Kuofeng Gao,Yang Bai,Jindong Gu,Yong Yang,Shu-Tao Xia
2023-03-23
Abstract:Backdoor defenses have been studied to alleviate the threat of deep neural networks (DNNs) being backdoor attacked and thus maliciously altered. Since DNNs usually adopt some external training data from an untrusted third party, a robust backdoor defense strategy during the training stage is of importance. We argue that the core of training-time defense is to select poisoned samples and to handle them properly. In this work, we summarize the training-time defenses from a unified framework as splitting the poisoned dataset into two data pools. Under our framework, we propose an adaptively splitting dataset-based defense (ASD). Concretely, we apply loss-guided split and meta-learning-inspired split to dynamically update two data pools. With the split clean data pool and polluted data pool, ASD successfully defends against backdoor attacks during training. Extensive experiments on multiple benchmark datasets and DNN models against six state-of-the-art backdoor attacks demonstrate the superiority of our ASD. Our code is available at <a class="link-external link-https" href="https://github.com/KuofengGao/ASD" rel="external noopener nofollow">this https URL</a>.
Computer Vision and Pattern Recognition,Cryptography and Security
What problem does this paper attempt to address?

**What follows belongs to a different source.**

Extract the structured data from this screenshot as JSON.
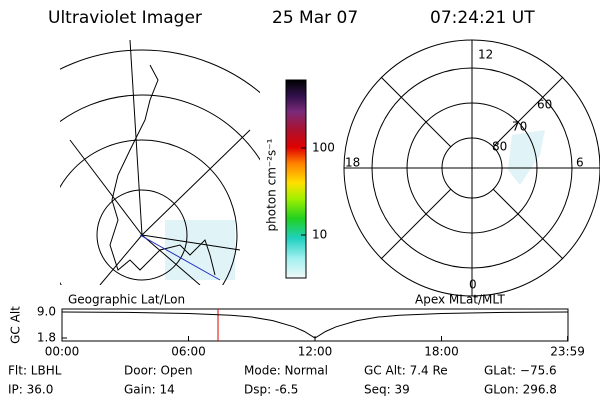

### What problem does this paper attempt to solve? This paper primarily aims to address the issue of backdoor attacks on deep neural networks (DNNs) during the training process and proposes a new defense method. Specifically: 1. **Core Problem**: - How to effectively select and handle contaminated data samples during the training phase. 2. **Research Background**: - Deep neural networks are susceptible to backdoor attacks, where a small number of contaminated samples are injected into the training dataset, causing the model to exhibit malicious behavior under specific trigger patterns. - External training data often comes from untrusted third parties, necessitating effective defense strategies during the training phase to counter these attacks. 3. **Proposed Solution**: - The paper proposes a method based on adaptively splitting the dataset (Adaptively Splitting Dataset-based Defense, ASD), dividing the contaminated dataset into two pools: a clean data pool (containing samples with trusted labels) and a contaminated data pool (containing contaminated samples and the remaining clean samples). - By dynamically updating these two pools and employing semi-supervised learning for training, the method effectively defends against backdoor attacks during the training process. 4. **Experimental Validation**: - The paper conducts extensive experimental validation using multiple benchmark datasets and state-of-the-art backdoor attack methods, demonstrating the effectiveness of the proposed method. In summary, this paper aims to provide a new method for effectively defending against backdoor attacks during the training process, ensuring the security and robustness of deep neural networks.